19 março 2009

o que te quero dizer sobre o peso no peito

Gosto de te ouvir quando falas baixinho e de saber acabar as tuas frases. Escrever-te é conversar contigo em silêncio. Há noites em que tenho muitas coisas para te dizer – para contar ou perguntar ou só para nos rirmos um bocadinho juntos. Quando te ris acredito mais na vida, fica tudo bem, está tudo bem, somos só felizes. Um dia vou fazer marcas de furador em folhas e entregar-te esta vida feita de letras. É nossa e tu não sabes que existe. O meu sonho era escrever letras destas todos os dias mas, sabes, este também me deixa um peso no peito. Não deixa todos os dias, mas não tenho a chave desta porta. Por isso não cheguei a entrar.
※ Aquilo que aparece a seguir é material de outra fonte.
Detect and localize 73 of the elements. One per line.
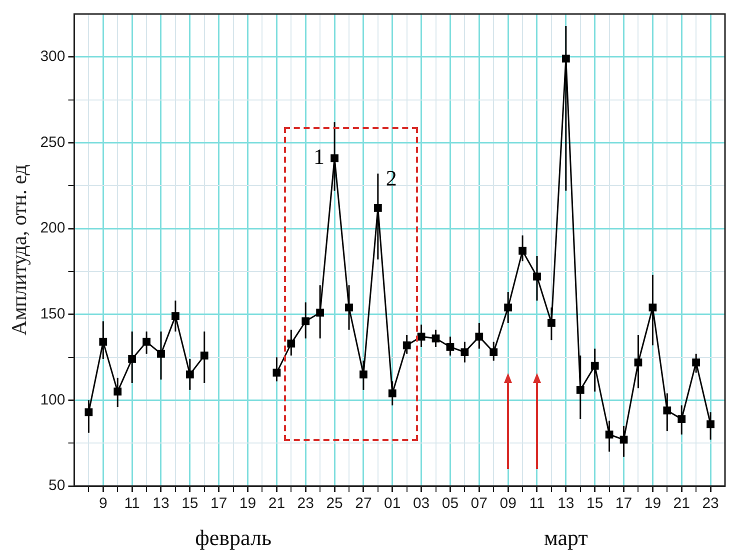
point <box>648 304 657 312</box>
x-tick-label: 15 <box>182 495 198 512</box>
annotation: 2 <box>386 166 397 191</box>
x-tick-label: 05 <box>442 495 459 512</box>
point <box>590 362 599 370</box>
y-tick-label: 300 <box>40 48 66 66</box>
y-axis-title: Амплитуда, отн. ед <box>7 164 32 336</box>
x-tick-label: 21 <box>268 495 286 512</box>
point <box>345 304 353 312</box>
point <box>460 348 469 356</box>
point <box>678 415 686 423</box>
x-tick-label: 03 <box>412 495 430 512</box>
x-tick-label: 23 <box>297 495 314 512</box>
point <box>518 246 526 255</box>
x-tick-label: 17 <box>615 495 632 512</box>
x-tick-label: 09 <box>500 495 516 512</box>
x-tick-label: 01 <box>384 495 401 512</box>
point <box>200 352 208 360</box>
point <box>576 386 584 394</box>
y-tick-label: 250 <box>40 134 66 151</box>
x-tick-label: 19 <box>644 495 662 512</box>
point <box>128 355 136 363</box>
x-tick-label: 9 <box>98 495 108 512</box>
point <box>620 436 628 444</box>
point <box>84 408 93 416</box>
x-tick-label: 11 <box>124 495 140 512</box>
point <box>692 358 700 366</box>
point <box>446 343 454 351</box>
point <box>634 358 642 366</box>
point <box>330 154 338 162</box>
point <box>706 420 714 428</box>
point <box>432 334 440 342</box>
point <box>388 389 396 398</box>
point <box>302 317 310 326</box>
point <box>562 54 570 63</box>
point <box>186 370 194 378</box>
point <box>475 332 484 341</box>
point <box>99 338 108 346</box>
point <box>316 308 324 317</box>
point <box>172 312 180 320</box>
point <box>157 350 165 358</box>
point <box>533 272 541 281</box>
x-tick-label: 27 <box>355 495 372 512</box>
point <box>114 388 122 396</box>
annotation: 1 <box>314 144 325 169</box>
point <box>605 430 614 438</box>
text: февраль <box>194 525 272 551</box>
y-tick-label: 50 <box>48 477 66 494</box>
x-tick-label: 19 <box>239 495 256 512</box>
x-tick-label: 07 <box>470 495 488 512</box>
y-tick-label: 150 <box>40 306 66 323</box>
x-tick-label: 23 <box>702 495 719 512</box>
y-tick-label: 200 <box>40 220 66 237</box>
point <box>287 340 296 348</box>
point <box>360 370 368 378</box>
point <box>490 348 498 356</box>
x-tick-label: 13 <box>152 495 170 512</box>
text: март <box>542 525 589 551</box>
x-tick-label: 17 <box>210 495 228 512</box>
point <box>272 368 281 377</box>
point <box>374 204 382 212</box>
point <box>504 304 512 312</box>
y-tick-label: 100 <box>40 391 66 408</box>
x-tick-label: 11 <box>529 495 545 512</box>
point <box>417 332 426 341</box>
point <box>548 319 556 327</box>
x-tick-label: 21 <box>673 495 690 512</box>
point <box>142 338 150 346</box>
x-tick-label: 13 <box>558 495 574 512</box>
x-tick-label: 25 <box>326 495 343 512</box>
x-tick-label: 15 <box>586 495 604 512</box>
point <box>402 341 411 350</box>
point <box>663 406 672 414</box>
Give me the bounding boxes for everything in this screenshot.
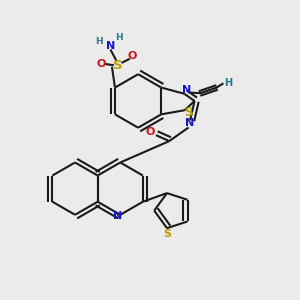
Text: S: S bbox=[113, 59, 123, 72]
Text: O: O bbox=[146, 127, 155, 137]
Text: N: N bbox=[106, 41, 115, 51]
Text: N: N bbox=[113, 211, 122, 221]
Text: S: S bbox=[163, 229, 171, 238]
Text: O: O bbox=[97, 59, 106, 69]
Text: N: N bbox=[182, 85, 191, 95]
Text: N: N bbox=[185, 118, 195, 128]
Text: O: O bbox=[128, 51, 137, 61]
Text: H: H bbox=[95, 37, 103, 46]
Text: H: H bbox=[224, 78, 232, 88]
Text: H: H bbox=[115, 33, 123, 42]
Text: S: S bbox=[184, 106, 193, 119]
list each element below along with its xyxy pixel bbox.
E do lado de lá não corri o mundo por um sonho, não dormi menos por um projecto, não passei noites em branco por um prazo e não me esqueci de comer por uma ideia genial que tinha de ganhar forma. Há muitas pedras que não são só pedaços mais ou menos recortados de rocha. Damos vida ao que quisermos e somos muito mais do que hoje, depois destes anos todos. É verdade, juro que sei que somos. Já não lemos histórias na cama mas lembro-me de o termos feito. Lemos uma inteira, muito inventada, quando parti a cabeça no baloiço da ilha do Farol, naquela casa pequena e velha ao pé da torre do farol e do mar. Já comemos toranjas azedas com açúcar e pêra abacate porque sabia a Paris e tu gostas muito de Paris. Já não marcamos férias juntos, mas conhecemos muitas ruas mais antigas que nós e demos muitos mergulhos de mar e rio com sabor a granizado de limão e em todos os sítios que vou lembro-me de ti. Levamos connosco o que é nosso, e o que é nosso nem sempre é agora. Faz uma lista de ti, mais ou menos desorganizada. Experimenta. Olha para trás só mais uma vez antes de olhares para a frente e lembra-te de tudo. Sabes quem és? Não marcaste no chão as curvas exactas por onde vais? Perfeito. Vou sorrir contigo quando fecharmos essa porta.